In general, the Swiss Civil Code stipulates that the obligation to maintain a minor child takes precedence over other family law maintenance obligations (Art. 276a para. 1 CC). This priority extends to all the needs necessary for the proper maintenance of the minor child, which also includes any eventual custodial contribution (Art. 285 CC).
However, in certain situations, the judge may deviate from this principle. For example, if an adult child is entitled to maintenance and it is appropriate not to prejudice them (Art. 276 para. 2 CC). The aim is to prevent an 18-year-old in training at the time of divorce from suddenly finding themselves in a situation of need. However, this exception does not place the adult child on an equal footing with the minor child. Indeed, the adult child may be able to find a part-time job or a scholarship, which is impossible for the minor child. 

Order of priority in deficit situations

Minor child and spouse

In the event of a lack of financial resources from the maintenance debtor, the Swiss Civil Code establishes that the maintenance of the minor child is prioritized over that of the ex-spouse. Furthermore, the custodial contribution is also prioritized over the maintenance of the former spouse. It is important to note that these priorities also apply to children from other relationships of the debtor.
The calculation method consists first of covering the debtor’s vital minimum according to debt enforcement law, followed by the minor child’s vital minimum, then the custodial contribution (also calculated according to the vital minimum of debt enforcement law), and finally the vital minimum of the spouse’s debt enforcement law.
Once the vital minimum of each person’s debt enforcement law has been met, it is necessary to examine if additional resources are available to cover certain charges of the vital minimum of family law, following the previously established order of priority.

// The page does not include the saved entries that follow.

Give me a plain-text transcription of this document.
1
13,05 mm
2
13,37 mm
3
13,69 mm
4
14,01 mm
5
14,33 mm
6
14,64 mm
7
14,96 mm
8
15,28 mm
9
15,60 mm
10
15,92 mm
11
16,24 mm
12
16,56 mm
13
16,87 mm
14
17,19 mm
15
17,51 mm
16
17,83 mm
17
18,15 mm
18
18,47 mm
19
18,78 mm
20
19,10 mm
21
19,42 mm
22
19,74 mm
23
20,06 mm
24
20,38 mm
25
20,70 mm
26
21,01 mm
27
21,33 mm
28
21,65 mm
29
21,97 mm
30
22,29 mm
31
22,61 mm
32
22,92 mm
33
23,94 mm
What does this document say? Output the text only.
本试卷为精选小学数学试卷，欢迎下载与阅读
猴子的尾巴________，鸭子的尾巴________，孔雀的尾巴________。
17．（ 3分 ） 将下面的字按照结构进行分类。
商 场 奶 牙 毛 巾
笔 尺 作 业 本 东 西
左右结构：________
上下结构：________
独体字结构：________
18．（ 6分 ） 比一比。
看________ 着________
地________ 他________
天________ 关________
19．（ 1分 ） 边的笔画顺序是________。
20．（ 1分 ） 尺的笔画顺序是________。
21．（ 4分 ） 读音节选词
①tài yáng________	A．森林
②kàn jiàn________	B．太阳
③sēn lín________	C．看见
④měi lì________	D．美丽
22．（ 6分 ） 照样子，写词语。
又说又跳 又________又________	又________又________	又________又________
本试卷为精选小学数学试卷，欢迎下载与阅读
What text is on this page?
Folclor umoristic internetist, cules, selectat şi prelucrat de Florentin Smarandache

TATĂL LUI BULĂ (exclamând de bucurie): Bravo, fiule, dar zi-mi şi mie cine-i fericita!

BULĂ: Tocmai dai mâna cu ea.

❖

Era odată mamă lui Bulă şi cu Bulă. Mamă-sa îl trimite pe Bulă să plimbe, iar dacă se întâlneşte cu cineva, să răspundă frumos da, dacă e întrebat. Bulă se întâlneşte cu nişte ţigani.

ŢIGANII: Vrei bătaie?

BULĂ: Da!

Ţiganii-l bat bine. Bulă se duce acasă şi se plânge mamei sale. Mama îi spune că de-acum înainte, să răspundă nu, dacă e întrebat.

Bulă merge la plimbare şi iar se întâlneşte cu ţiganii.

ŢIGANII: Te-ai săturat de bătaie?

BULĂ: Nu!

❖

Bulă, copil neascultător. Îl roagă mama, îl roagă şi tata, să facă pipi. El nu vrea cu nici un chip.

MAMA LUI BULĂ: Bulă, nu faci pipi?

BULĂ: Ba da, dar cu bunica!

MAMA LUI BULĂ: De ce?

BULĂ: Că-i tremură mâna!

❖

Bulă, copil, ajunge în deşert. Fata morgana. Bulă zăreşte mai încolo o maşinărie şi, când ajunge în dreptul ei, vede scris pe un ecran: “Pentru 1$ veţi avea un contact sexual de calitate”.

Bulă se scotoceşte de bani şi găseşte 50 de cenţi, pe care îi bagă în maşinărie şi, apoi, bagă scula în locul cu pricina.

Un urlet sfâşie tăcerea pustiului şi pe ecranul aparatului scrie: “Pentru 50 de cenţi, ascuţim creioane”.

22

Priority is given to the maintenance of the minor child compared to that of the spouse with whom the debtor cohabits. The charges of the new spouse should not be taken into account in the debtor’s maintenance obligations towards the minor child, even if the new spouse is not able to provide for their own needs. This rule remains valid at all times.

Adult child and spouse

The maintenance contribution of the ex-spouse remains a priority over that of the adult child in training, despite the addition of Art. 276a para. 2 CC. Therefore, existing case law continues to apply.

Minor child and adult child

Art. 276a para. 2 CC offers some flexibility regarding the primacy of maintenance for the minor child, under certain conditions.
This provision gives the judge leeway to consider the particular circumstances of each case. It thus allows the judge to deviate from the legal principle that the maintenance of the minor child is prioritized.

Recent case law on the matter

The Federal Court issued a decision on April 20, 2022, in a case involving a blended family (TF 5A_382/2021). This case concerns a child born out of wedlock whose parents separated. The mother then remarried and gave birth to a second child.
In this case, the Federal Court was called upon to decide on the competition between the obligation of the first father to pay a custodial contribution for his child born out of wedlock, and the maintenance obligation of the mother’s husband, under the principles of family maintenance during the marriage. In its decision, it ruled that the father of the first child was no longer required to pay a custodial contribution for the child, as the father of the second child was covering the mother’s living expenses with his income from gainful activity.

The Federal Court explained that the mother and her new husband had agreed on a traditional division of tasks, where the husband gave money to the mother who, in return, took care of the household and the common child. According to the Court, this arrangement covered the mother’s maintenance costs and therefore, as she did not suffer a deficit, it was not necessary to set a custodial contribution in favor of the first child.

In making this decision, the Federal Court did not achieve the goal of the custodial contribution, which is to ensure the necessary resources for the child, even if the personal situation of the parent providing care were to change. Therefore, it is possible that the Federal Court will revise this case law in the future.